In Andrew Hunt and David Thomas’s The Pragmatic Programmer, the authors attempt to distill years of experience into a slim (but highly-priced) book. Instead of presenting a huge over-arching methodology or a single grand idea, they just have lots of little (usually 2-5 page) tips about ways of working and thinking that produce better results.

The bite-size nuggety nature of the book is a big strength—lots of good ideas aren’t book-length, and hence don’t get written up for posterity—but it’s also a weakness. Some of the info-nuggets are dreadfully obvious, some of them are highly controversial, and some of them are too complex to be crammed into the space allotted for them. The book is an uneasy amalgamation of common sense notions, really good ideas, dubious ideas, and the occasional vague idea.

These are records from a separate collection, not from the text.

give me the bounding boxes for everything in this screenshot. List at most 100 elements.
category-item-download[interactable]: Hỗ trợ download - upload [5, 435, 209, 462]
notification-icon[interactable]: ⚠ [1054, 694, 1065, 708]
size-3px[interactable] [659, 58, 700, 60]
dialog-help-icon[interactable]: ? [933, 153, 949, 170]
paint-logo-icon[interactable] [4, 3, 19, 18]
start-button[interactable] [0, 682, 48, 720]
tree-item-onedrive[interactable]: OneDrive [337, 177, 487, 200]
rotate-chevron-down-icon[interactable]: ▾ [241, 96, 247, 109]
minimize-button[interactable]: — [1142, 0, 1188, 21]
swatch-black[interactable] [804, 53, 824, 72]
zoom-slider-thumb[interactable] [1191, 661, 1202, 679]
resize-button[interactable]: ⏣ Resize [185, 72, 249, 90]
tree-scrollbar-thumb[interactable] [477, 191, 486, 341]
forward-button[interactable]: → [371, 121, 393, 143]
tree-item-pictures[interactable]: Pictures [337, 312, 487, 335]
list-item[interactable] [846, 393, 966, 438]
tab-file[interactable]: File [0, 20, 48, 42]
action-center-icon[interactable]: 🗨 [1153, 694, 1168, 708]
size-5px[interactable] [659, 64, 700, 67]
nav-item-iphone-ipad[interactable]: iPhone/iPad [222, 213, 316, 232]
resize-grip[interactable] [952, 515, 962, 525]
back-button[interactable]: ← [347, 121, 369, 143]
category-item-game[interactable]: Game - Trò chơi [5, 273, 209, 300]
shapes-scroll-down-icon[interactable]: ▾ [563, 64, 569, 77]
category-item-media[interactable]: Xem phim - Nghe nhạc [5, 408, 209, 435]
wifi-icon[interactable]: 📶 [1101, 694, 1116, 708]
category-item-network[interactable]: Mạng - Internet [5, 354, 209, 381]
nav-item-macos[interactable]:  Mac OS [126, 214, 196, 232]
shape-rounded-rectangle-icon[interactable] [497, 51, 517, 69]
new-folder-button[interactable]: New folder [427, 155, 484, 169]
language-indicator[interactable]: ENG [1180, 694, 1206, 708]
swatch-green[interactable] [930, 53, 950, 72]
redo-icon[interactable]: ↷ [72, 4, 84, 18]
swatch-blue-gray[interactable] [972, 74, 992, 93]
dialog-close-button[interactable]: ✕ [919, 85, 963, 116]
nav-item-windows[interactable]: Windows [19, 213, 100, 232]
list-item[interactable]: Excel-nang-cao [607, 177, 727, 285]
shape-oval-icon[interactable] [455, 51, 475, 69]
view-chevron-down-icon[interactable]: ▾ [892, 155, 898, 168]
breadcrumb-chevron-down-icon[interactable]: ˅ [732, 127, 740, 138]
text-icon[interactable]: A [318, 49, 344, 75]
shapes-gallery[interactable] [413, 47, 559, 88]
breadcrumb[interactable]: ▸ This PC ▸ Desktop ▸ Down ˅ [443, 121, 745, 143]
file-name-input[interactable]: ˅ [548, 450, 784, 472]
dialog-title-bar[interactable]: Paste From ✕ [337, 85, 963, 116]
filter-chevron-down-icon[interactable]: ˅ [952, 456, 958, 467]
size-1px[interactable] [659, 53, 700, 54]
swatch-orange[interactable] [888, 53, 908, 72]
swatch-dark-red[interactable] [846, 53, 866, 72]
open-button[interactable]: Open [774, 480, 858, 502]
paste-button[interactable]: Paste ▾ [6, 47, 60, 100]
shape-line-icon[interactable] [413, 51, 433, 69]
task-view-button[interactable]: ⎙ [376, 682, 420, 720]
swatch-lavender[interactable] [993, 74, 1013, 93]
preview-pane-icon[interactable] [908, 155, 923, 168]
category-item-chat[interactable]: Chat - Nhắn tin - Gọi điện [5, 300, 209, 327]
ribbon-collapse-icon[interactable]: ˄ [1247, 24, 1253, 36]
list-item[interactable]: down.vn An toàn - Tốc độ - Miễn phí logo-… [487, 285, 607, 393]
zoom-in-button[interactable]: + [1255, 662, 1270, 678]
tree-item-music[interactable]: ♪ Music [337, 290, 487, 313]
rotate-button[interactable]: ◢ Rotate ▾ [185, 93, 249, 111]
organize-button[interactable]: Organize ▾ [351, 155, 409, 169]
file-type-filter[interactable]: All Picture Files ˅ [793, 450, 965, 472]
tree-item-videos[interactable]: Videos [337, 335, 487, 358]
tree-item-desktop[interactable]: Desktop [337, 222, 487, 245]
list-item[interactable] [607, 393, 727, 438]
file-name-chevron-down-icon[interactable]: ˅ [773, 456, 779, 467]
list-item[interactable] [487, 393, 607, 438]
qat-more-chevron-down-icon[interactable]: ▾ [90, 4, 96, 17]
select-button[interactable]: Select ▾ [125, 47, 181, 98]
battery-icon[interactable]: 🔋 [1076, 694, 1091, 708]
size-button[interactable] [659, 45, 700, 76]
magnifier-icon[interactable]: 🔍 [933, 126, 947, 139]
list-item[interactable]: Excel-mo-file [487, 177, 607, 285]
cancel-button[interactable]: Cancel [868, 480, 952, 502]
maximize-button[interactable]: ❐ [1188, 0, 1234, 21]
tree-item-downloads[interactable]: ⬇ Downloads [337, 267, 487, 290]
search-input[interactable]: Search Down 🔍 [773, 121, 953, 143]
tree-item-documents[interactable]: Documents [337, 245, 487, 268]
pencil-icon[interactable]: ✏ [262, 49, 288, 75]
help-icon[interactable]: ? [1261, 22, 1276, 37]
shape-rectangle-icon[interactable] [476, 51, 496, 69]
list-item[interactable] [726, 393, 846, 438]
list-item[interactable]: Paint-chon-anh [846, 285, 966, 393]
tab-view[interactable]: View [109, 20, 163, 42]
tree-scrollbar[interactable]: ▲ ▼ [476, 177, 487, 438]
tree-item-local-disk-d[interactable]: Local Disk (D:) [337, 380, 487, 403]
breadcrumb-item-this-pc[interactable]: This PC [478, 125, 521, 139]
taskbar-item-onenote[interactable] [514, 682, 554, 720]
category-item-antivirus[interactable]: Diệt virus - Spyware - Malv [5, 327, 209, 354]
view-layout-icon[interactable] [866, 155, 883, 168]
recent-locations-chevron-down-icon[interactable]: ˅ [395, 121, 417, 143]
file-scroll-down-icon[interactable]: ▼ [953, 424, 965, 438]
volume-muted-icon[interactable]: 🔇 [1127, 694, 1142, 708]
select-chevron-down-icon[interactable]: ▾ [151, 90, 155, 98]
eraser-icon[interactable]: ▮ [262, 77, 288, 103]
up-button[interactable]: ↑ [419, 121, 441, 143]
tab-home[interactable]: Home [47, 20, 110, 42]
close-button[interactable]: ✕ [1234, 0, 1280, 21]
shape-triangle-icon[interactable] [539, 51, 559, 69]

But that’s fine. You don’t expect every bit of a book to be great. The real problem I had with this book is that it was all over-familiar. Use version control, master your editor, do automated unit tests with xUnit, have an automatable build process, don’t believe users’ stated requirements: I know these things, and I’ve read scores of articles and Web pages over the years telling me exactly the same thing that Hunt and Thomas are telling me, so do I really need to pay them this exorbitant sum to tell it to me again? Not really.

On the other hand, if you haven’t heard these things and are a working developer… well, first of all, you need to read around a bit more; but you could do worse than to start your reading with The Pragmatic Programmer. There’ll be very little new for experienced developers, but lots of interesting tidbits for new ones.